By sstorm Published: May 10, 2008

Longevity records in Double-A baseball aren't usually much cause for celebration.

For, racking up numbers in the mid-level of baseball often indicates a player is staying in one place too long.

But becoming the Aeros career saves leader earlier this week didn't bother Aeros closer Randy Newsom one bit.

"Actually, I think it's pretty cool,'' said Newsom, who set the franchise mark of 25 saves in the Aeros 3-2 win over rival Altoona Wednesday. "Having your name in the record book for something positive has to be considered an honor.''

It helps that Newsom has climbed to the top of the charts in less than a full season with the Aeros - beginning last year when he joined the team after a promotion from high Class-A Kinston.
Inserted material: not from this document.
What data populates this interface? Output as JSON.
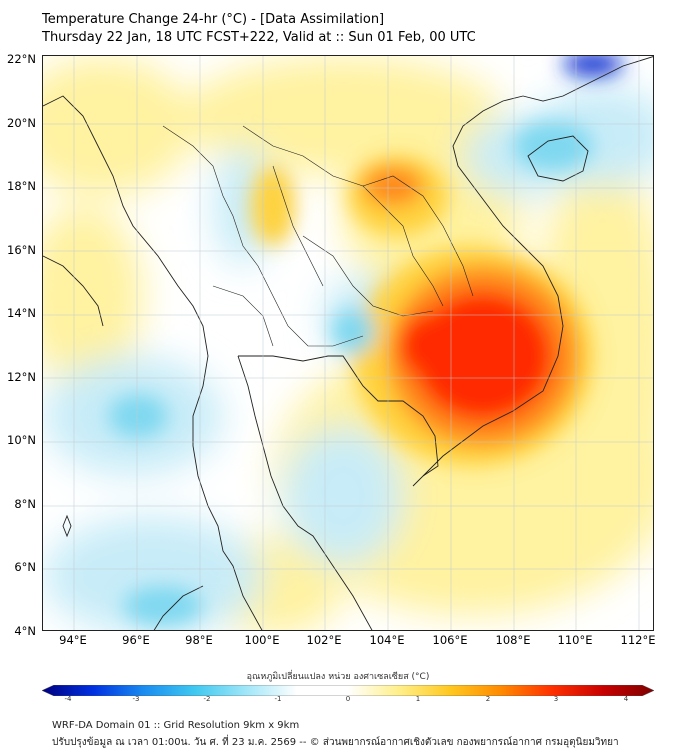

The 26-year old recorded 18 saves for Akron in his debut, helping lead the team to the Eastern League Championship Series.

This year Newsom began the season with the Aeros, and has gone a perfect nine-for-nine in save opportunities. His most recent secured Saturday's 3-1 win over Northern-Division leading Trenton, as he moved into sole possession of second place in saves in the Eastern League behind Bowie's Julio Manon (10).

Part of the reason Newsom has managed to achieve the high-water mark so quickly is that the parent-club Indians don't necessarily groom relievers to be closers in the major leagues. Often, closing at the minor leagues falls to a couple guys at one time.

But being a side-arming right-hander who pitches to contact is most effective in short outings, thus a closing role is a good match for the Cincinnati native who graduated from Tufts.

"Saves are a team thing,'' said Newsom, who is 1-0 with a tidy 1.32 ERA in 14 appearances. "I don't think people realize that, but they really are - especially when you've got a contact guy like me on the mound. I couldn't do what I do without a solid group behind me.''

Now entering his fifth pro season, Newsom was originally signed by the Boston Red Sox as a non-drafted free agent. In 2006, he became property of the Cleveland Indians as the player to be named later in the Coco Crisp deal.

"Randy has been nothing but outstanding since he's been with us,'' Aeros manager Mike Sarbaugh said. "Aside from doing his thing on the mound, he's just a great guy to have in the clubhouse helping lead this team.''

Newsom's positive and upbeat attitude seems to rub off on everyone he comes in contact with. In addition to being a team leader by action, he's also a calming influence on this season's predominantly young club that has already had its share of struggles this season.

"We'll come around,'' he said. "We're young, but we're also too talented of a team to struggle like this all season.''

Unfortunately for the Aeros, just as the team's young starting pitchers appear to be finding their groove, the team's offense has gone into hibernation. In their the last four games entering Saturday, the Aeros have managed just six runs.

"Mark my words, things will turn around,'' Newsom said. "I can tell by the way guys are reacting, the way guys play. When something bad happens, they don't go, 'Here we go again.' They just go and get after it.